La stampa continentale descrive l'accordo UE sul nuovo regolamento rimpatri come un passo verso centri di espulsione in paesi terzi, utilizzando espressioni allarmanti come 'campi di deportazione' e tracciando paralleli con le politiche di Trump. Le organizzazioni per i diritti umani sono critiche, mentre si sottolinea l'accelerazione con cui Bruxelles finalizza l'intesa.

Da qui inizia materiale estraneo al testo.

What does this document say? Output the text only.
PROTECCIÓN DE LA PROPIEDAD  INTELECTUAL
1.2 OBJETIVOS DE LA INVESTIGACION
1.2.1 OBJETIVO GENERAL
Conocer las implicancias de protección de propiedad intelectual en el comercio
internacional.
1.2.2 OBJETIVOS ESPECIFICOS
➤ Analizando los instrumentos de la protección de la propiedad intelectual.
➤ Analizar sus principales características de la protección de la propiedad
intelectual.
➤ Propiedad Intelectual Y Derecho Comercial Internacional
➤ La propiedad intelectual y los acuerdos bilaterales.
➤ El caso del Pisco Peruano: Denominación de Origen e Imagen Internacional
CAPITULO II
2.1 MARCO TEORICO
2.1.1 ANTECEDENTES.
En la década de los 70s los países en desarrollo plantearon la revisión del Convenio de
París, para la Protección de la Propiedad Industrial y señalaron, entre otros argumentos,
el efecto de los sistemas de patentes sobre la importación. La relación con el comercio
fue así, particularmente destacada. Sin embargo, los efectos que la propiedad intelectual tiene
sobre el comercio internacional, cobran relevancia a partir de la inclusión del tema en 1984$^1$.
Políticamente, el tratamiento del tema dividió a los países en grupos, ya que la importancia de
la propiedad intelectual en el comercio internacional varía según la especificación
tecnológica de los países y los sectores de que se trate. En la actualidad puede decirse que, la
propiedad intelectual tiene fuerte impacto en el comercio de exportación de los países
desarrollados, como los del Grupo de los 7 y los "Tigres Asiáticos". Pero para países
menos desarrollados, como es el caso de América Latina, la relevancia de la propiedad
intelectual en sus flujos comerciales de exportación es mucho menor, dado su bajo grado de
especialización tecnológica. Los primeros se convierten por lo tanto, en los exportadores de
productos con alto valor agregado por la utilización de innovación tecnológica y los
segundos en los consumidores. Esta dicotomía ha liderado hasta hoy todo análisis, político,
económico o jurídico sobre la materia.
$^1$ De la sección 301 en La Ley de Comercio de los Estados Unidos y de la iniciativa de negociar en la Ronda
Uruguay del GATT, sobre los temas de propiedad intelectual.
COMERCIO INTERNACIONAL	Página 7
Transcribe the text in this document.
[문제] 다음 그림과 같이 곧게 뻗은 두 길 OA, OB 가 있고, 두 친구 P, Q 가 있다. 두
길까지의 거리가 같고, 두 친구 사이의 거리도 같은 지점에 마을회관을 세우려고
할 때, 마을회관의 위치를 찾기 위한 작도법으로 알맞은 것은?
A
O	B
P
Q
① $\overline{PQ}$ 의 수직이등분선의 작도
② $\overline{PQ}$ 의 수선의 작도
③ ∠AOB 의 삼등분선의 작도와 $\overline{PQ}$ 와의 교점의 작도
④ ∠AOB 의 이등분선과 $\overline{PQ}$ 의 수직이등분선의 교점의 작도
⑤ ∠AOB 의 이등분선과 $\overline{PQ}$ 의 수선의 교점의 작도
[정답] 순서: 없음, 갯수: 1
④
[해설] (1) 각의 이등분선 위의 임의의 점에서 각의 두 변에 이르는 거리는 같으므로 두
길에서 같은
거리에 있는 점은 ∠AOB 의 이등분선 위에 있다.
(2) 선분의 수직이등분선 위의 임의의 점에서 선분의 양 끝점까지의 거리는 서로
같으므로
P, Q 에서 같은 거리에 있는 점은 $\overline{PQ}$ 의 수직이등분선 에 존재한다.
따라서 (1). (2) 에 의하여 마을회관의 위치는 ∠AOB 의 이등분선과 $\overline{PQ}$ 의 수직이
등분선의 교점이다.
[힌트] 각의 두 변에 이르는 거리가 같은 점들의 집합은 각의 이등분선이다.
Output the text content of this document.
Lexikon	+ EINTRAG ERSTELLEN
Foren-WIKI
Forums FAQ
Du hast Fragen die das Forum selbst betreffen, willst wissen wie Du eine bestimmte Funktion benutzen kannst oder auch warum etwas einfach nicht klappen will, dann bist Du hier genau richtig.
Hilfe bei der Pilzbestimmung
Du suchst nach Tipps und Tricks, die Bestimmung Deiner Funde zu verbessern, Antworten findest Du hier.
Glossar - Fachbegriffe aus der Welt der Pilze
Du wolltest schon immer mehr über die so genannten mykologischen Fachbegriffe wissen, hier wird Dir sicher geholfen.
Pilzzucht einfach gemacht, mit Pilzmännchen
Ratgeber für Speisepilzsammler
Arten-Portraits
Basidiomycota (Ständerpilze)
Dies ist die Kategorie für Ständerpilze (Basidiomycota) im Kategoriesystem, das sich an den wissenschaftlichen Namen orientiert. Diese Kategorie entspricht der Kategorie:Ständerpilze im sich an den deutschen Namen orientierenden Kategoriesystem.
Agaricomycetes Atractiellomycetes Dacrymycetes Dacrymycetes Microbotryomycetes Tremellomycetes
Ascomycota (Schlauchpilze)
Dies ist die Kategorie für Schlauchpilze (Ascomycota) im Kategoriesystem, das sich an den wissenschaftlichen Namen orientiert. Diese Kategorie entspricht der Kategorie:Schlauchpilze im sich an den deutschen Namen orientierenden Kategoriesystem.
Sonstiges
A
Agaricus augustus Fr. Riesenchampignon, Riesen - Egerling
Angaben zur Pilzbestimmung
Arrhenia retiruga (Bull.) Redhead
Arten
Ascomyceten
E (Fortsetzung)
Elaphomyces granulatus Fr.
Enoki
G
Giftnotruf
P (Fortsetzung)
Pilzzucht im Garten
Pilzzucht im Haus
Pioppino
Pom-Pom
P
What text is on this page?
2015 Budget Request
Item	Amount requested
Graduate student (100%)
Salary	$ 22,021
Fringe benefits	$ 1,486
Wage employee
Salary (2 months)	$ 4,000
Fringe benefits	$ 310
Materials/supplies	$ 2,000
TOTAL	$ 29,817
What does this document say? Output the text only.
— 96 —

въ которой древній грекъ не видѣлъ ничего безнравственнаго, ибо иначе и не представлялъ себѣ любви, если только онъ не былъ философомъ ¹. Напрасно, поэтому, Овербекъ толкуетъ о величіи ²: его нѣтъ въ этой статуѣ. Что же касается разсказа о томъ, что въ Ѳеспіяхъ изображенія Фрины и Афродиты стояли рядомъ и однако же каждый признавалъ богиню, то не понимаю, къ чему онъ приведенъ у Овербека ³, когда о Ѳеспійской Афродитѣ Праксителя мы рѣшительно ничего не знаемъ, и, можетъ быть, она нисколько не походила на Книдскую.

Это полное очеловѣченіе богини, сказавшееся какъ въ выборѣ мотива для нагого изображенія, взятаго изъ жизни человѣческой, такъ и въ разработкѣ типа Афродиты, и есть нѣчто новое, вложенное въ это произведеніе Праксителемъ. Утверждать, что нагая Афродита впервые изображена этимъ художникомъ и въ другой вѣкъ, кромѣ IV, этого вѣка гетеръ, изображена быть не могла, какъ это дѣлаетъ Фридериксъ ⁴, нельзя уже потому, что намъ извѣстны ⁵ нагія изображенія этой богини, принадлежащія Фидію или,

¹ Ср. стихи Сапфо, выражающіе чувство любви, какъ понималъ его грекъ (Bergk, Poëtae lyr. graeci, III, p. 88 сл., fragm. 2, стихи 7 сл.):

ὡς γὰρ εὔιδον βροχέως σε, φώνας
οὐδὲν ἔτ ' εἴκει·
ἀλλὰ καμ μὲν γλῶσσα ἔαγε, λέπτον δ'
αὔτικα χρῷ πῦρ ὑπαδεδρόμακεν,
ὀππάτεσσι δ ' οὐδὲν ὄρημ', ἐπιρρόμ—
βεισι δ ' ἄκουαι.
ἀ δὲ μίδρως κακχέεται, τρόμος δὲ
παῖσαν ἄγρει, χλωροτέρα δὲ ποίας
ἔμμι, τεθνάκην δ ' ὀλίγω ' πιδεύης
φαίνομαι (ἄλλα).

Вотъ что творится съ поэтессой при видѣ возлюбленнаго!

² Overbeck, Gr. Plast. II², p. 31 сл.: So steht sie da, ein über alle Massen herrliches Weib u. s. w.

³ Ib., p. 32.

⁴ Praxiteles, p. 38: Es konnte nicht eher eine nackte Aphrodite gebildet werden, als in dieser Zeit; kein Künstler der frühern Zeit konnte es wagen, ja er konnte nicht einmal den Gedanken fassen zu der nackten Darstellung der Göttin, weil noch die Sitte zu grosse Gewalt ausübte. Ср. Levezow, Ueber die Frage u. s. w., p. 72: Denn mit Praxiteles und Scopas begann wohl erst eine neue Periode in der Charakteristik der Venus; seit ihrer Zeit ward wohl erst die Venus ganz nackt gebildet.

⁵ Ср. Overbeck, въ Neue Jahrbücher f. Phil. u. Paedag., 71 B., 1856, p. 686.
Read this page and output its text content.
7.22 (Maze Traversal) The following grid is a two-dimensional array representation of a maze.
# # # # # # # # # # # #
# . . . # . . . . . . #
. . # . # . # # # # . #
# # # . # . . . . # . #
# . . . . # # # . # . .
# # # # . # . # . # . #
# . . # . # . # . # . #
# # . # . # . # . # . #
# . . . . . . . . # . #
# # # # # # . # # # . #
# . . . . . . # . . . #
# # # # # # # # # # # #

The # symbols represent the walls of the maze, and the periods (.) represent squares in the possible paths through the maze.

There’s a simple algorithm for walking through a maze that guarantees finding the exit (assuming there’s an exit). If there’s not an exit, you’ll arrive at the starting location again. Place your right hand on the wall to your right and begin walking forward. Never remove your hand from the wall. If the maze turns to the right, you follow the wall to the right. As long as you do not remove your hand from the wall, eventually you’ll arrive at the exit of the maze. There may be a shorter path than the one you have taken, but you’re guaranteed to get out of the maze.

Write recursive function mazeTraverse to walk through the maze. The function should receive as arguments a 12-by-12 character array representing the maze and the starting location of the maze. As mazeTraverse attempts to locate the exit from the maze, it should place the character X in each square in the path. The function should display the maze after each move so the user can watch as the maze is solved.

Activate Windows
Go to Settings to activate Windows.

La stampa russa diffonde il rapporto di Politico secondo cui Kazakistan e Uzbekistan potrebbero ospitare centri di rimpatrio UE, mantenendo un tono distaccato e scettico sulla gestione migratoria dell'Unione. Viene inoltre segnalata la discussione sull'esclusione degli uomini ucraini dalla protezione temporanea, a conferma delle contraddizioni europee.
I media anglo-americani inquadrano le nuove norme UE sui rimpatri come un avvicinamento a tattiche 'trumpiane', dettato dalla stanchezza elettorale e dagli alti flussi di richiedenti asilo da paesi sicuri. L'analisi sottolinea le pressioni politiche che spingono l'Europa verso un giro di vite un tempo denunciato oltreoceano.
I media iraniani denunciano con forza l'accordo UE come una delle leggi migratorie più dure e controverse della storia del blocco, ampliando i poteri di espulsione e creando centri di rimpatrio extraterritoriali. Il cambiamento fondamentale di Bruxelles è attribuito alle pressioni politiche e all'ascesa dei partiti anti-immigrati, in un clima di allarme.